В письмах, с которыми ознакомился Достоевский, Толстой в деликатной, но бескомпромиссной форме отвергал церковную веру с ее «фокусами» (а это и догматы, и обряды, и иконы, и мощи). Отрицал он и божественную природу Христа; всё, что говорится о Христе как Боге, втором лице Троицы, по убеждению Толстого, «кощунство, ложь и глупость», повторив то, что говорил Александрин несколько ранее при личной встрече, чуть не доведя ее до рыданий. Обсуждать вопросы веры с Александрин Толстой находил бессмысленным. На письмо с упоминанием Достоевского он не ответил и вообще прервал надолго переписку с ней. Вероятно, обиделся. Ведь его письма не предназначались для чужих глаз. А кроме того, еще свежо было впечатление от рассказов В. В. Стасова о пушкинском празднике в Москве, на котором величайший триумф выпал на долю Достоевского. От рассказа не просто иронического, а ядовитого — гнев Тургенева, умноженный на крайний скептицизм и неверие Стасова: «Все, точно пьяные или наевшиеся дурмана, чуть не на стенку лезли от открытых Достоевским русского „
Возможно, Александрин хотела стать посредником между Толстым и Достоевским, способствовать их личной встрече. Но этого не произошло. Достоевский умер через десять дней после ее письма к Толстому. Смерть Достоевского, по свидетельству Софьи Андреевны, «ужасно поразила» Толстого и навела «на мысль о его собственной смерти, и он стал сосредоточеннее и молчаливее». Поразило, должно быть, и письмо Николая Страхова, где были и такие проникновенные слова: «Чувство ужасной пустоты не оставляет меня с той минуты, когда я узнал о смерти Достоевского. Как будто провалилось пол-Петербурга или вымерло пол-литературы… Он один равнялся… нескольким журналам. Он стоял особняком среди литературы, почти сплошь враждебной, и смело говорил о том, что давно было признано за „соблазн и безумие“». Тогда же Страхов написал некролог (остался в черновых бумагах критика), перекликающийся с этим письмом к Толстому: «В этом человеке был истинно неистощимый запас сил, было что-то загадочное, не слагавшееся в твердые формы. От Достоевского постоянно можно было ожидать каких-то откровений, новых и новых мыслей и образов… Число читателей и почитателей покойного быстро росло и было огромно. Глубокая серьезность тем, которые он брал в своих романах, глубокая искренность „Дневника“ действовали неотразимо… Впечатление было могущественное. Его „Дневник“ и по своему внутреннему весу, и по внешнему влиянию на читателей, конечно, равнялся не одному, а, пожалуй, нескольким взятым вместе большим журналам со всеми их редакциями и усилиями. Его романы всегда стояли в первом ряду художественных произведений текущей литературы, были выдающимися ее явлениями… Он вовсе не был поклонником минуты, никогда не плыл по ветру, а всегда был писателем независимым… Свою преданность искусству, свою любовь к народным началам, свое отвращение к Европе, свою веру в бессмертие души, свою религиозность — всё это он смело проповедовал».

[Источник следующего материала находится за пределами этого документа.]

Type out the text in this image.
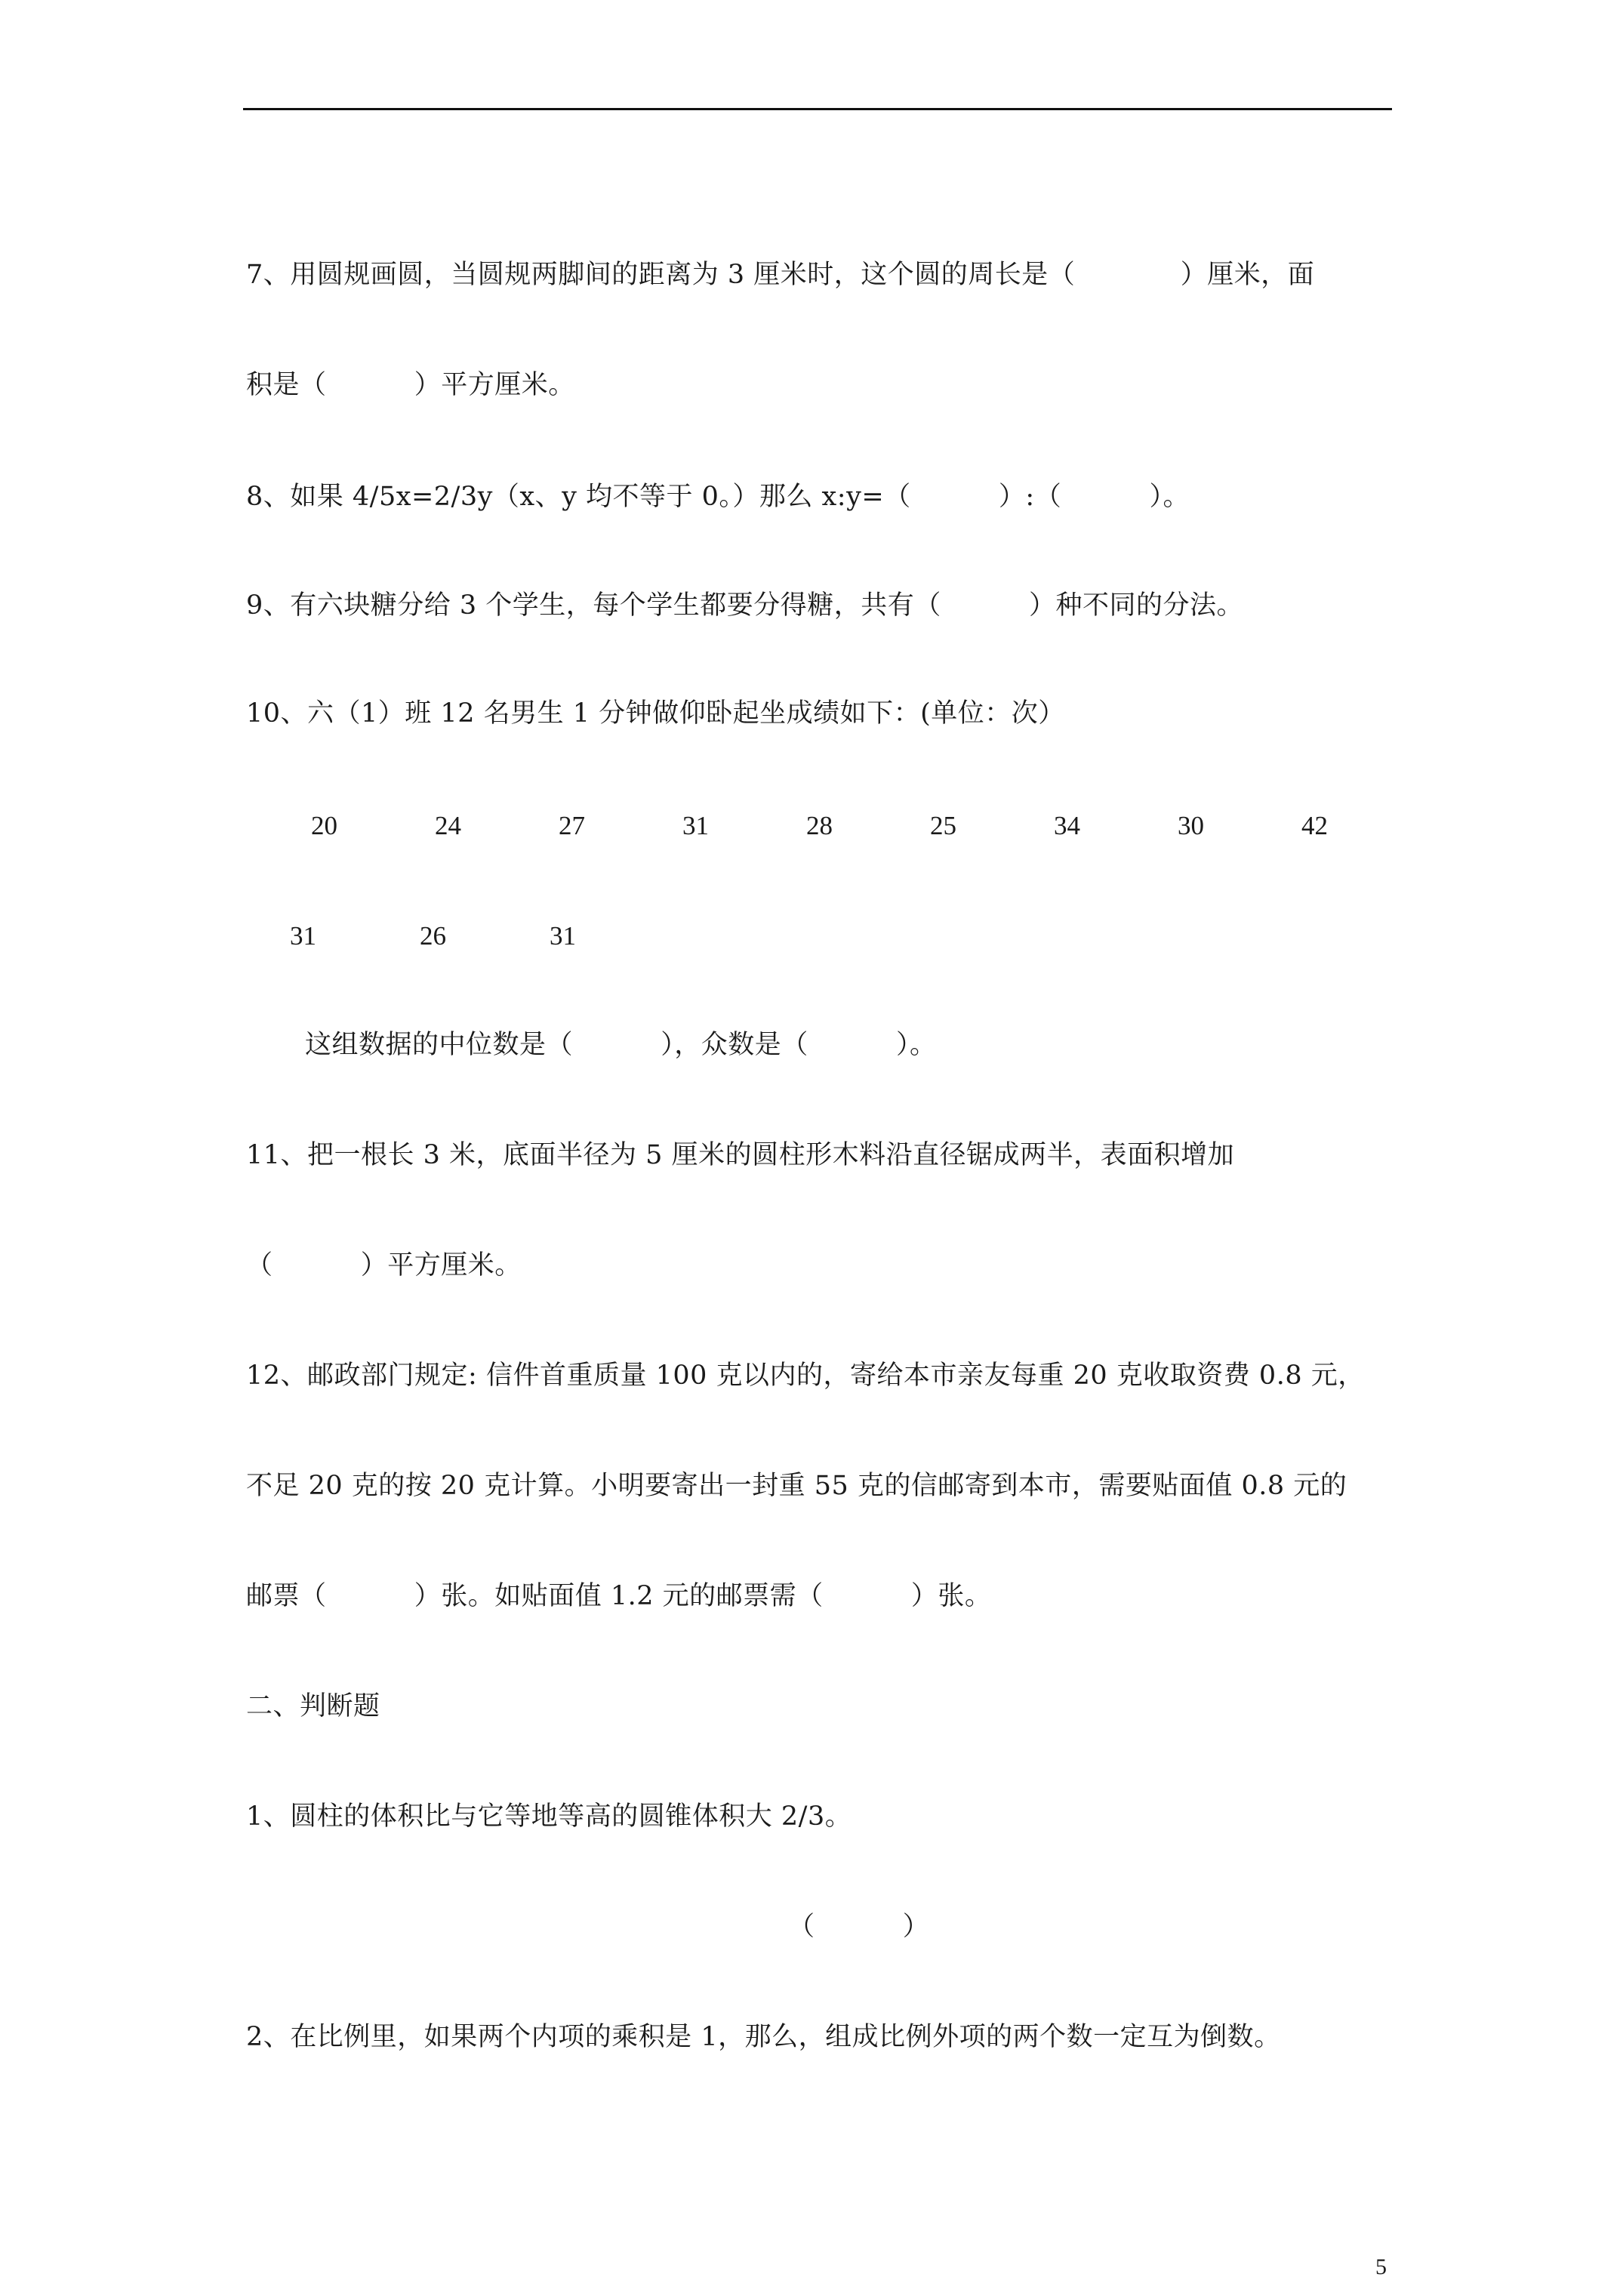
7、用圆规画圆，当圆规两脚间的距离为 3 厘米时，这个圆的周长是（            ）厘米，面
积是（          ）平方厘米。
8、如果 4/5x=2/3y（x、y 均不等于 0。）那么 x:y=（          ）:（          ）。
9、有六块糖分给 3 个学生，每个学生都要分得糖，共有（          ）种不同的分法。
10、六（1）班 12 名男生 1 分钟做仰卧起坐成绩如下：(单位：次）
20	24	27	31	28	25	34	30	42
31	26	31
这组数据的中位数是（          ），众数是（          ）。
11、把一根长 3 米，底面半径为 5 厘米的圆柱形木料沿直径锯成两半，表面积增加
（          ）平方厘米。
12、邮政部门规定: 信件首重质量 100 克以内的，寄给本市亲友每重 20 克收取资费 0.8 元，
不足 20 克的按 20 克计算。小明要寄出一封重 55 克的信邮寄到本市，需要贴面值 0.8 元的
邮票（          ）张。如贴面值 1.2 元的邮票需（          ）张。
二、判断题
1、圆柱的体积比与它等地等高的圆锥体积大 2/3。
（          ）
2、在比例里，如果两个内项的乘积是 1，那么，组成比例外项的两个数一定互为倒数。
5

В тон этому некрологу Страхова и письмо Толстого, которое непременно приводят во всех биографиях Достоевского. Оно того стоит. Толстой концентрированно, точно и эмоционально выразил свои чувства в связи с печальным известием и личное отношение к Достоевскому — человеку, религиозному мыслителю, писателю: «Я никогда не видал этого человека и никогда не имел прямых отношений с ним, и вдруг, когда он умер, я понял, что он был самый, самый близкий, дорогой, нужный мне человек… И никогда мне в голову не приходило меряться с ним — никогда. Все, что он делал… было такое, что чем больше он сделает, тем мне лучше. Искусство вызывает во мне зависть, ум тоже, но дело сердца только радость. Я его так и считал своим другом, и иначе не думал, как то, что мы увидимся, и что теперь только не пришлось… И вдруг за обедом… читаю умер. Опора какая-то отскочила от меня. Я растерялся, а потом стало ясно, как он мне был дорог, и я плакал и теперь плачу».

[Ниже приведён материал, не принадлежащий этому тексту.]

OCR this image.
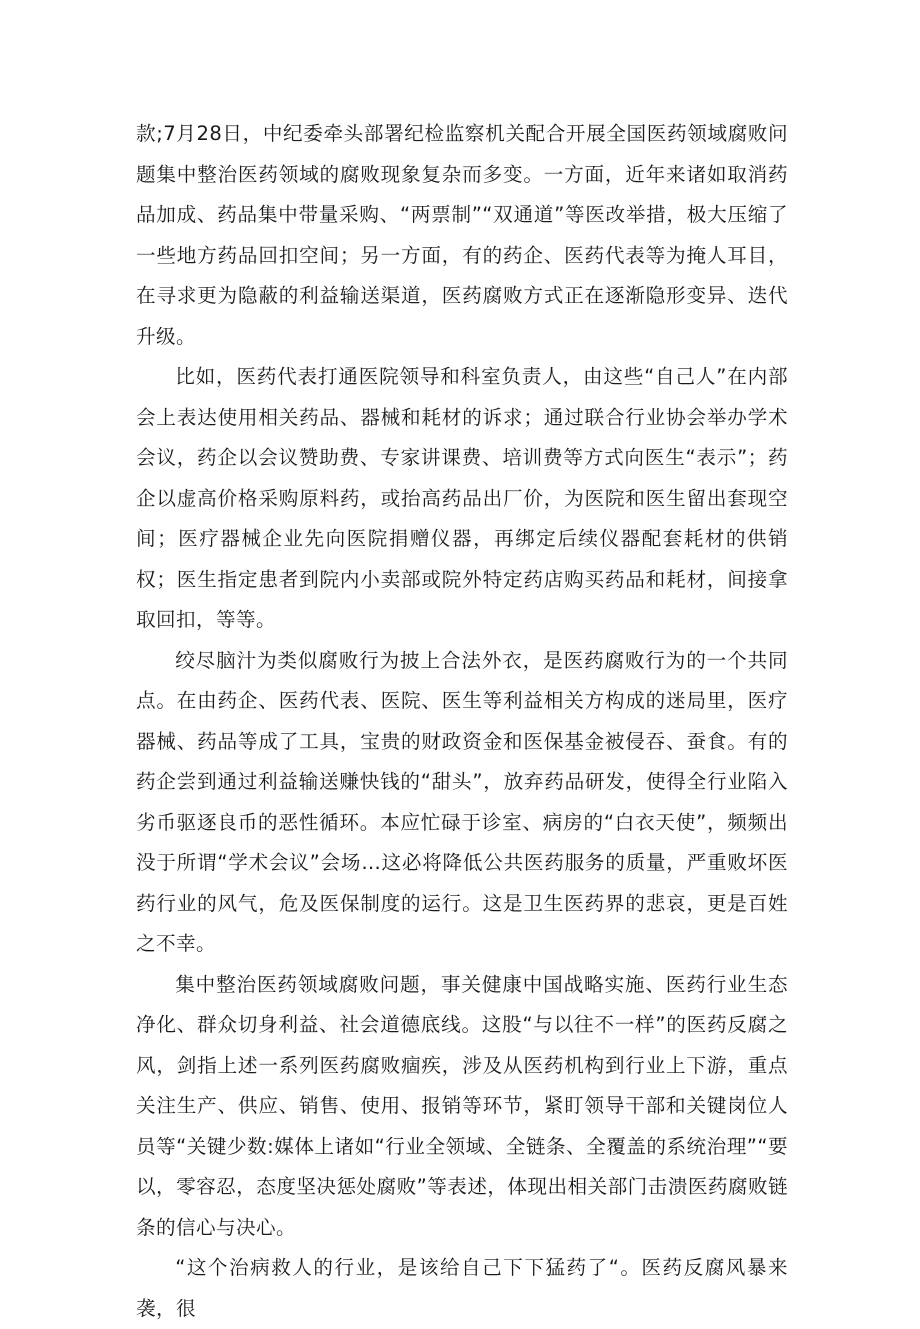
款;7月28日，中纪委牵头部署纪检监察机关配合开展全国医药领域腐败问题集中整治医药领域的腐败现象复杂而多变。一方面，近年来诸如取消药品加成、药品集中带量采购、“两票制”“双通道”等医改举措，极大压缩了一些地方药品回扣空间；另一方面，有的药企、医药代表等为掩人耳目，在寻求更为隐蔽的利益输送渠道，医药腐败方式正在逐渐隐形变异、迭代升级。

比如，医药代表打通医院领导和科室负责人，由这些“自己人”在内部会上表达使用相关药品、器械和耗材的诉求；通过联合行业协会举办学术会议，药企以会议赞助费、专家讲课费、培训费等方式向医生“表示”；药企以虚高价格采购原料药，或抬高药品出厂价，为医院和医生留出套现空间；医疗器械企业先向医院捐赠仪器，再绑定后续仪器配套耗材的供销权；医生指定患者到院内小卖部或院外特定药店购买药品和耗材，间接拿取回扣，等等。

绞尽脑汁为类似腐败行为披上合法外衣，是医药腐败行为的一个共同点。在由药企、医药代表、医院、医生等利益相关方构成的迷局里，医疗器械、药品等成了工具，宝贵的财政资金和医保基金被侵吞、蚕食。有的药企尝到通过利益输送赚快钱的“甜头”，放弃药品研发，使得全行业陷入劣币驱逐良币的恶性循环。本应忙碌于诊室、病房的“白衣天使”，频频出没于所谓“学术会议”会场…这必将降低公共医药服务的质量，严重败坏医药行业的风气，危及医保制度的运行。这是卫生医药界的悲哀，更是百姓之不幸。

集中整治医药领域腐败问题，事关健康中国战略实施、医药行业生态净化、群众切身利益、社会道德底线。这股“与以往不一样”的医药反腐之风，剑指上述一系列医药腐败痼疾，涉及从医药机构到行业上下游，重点关注生产、供应、销售、使用、报销等环节，紧盯领导干部和关键岗位人员等“关键少数:媒体上诸如“行业全领域、全链条、全覆盖的系统治理”“要以，零容忍，态度坚决惩处腐败”等表述，体现出相关部门击溃医药腐败链条的信心与决心。

“这个治病救人的行业，是该给自己下下猛药了“。医药反腐风暴来袭，很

В том же письме Толстой рассказал, что совсем недавно читал роман «Униженные и оскорбленные» и «умилялся». Роман далеко не из лучших произведений Достоевского. Так ведь Толстой не литературными красотами любовался, а умилялся гуманным направлением, сентиментальным тонусом романа, тем, что он так ценил в произведениях Гюго, Диккенса, в «Хижине дяди Тома» Гарриет Бичер-Стоу, которые «заражали» читателя добрыми чувствами.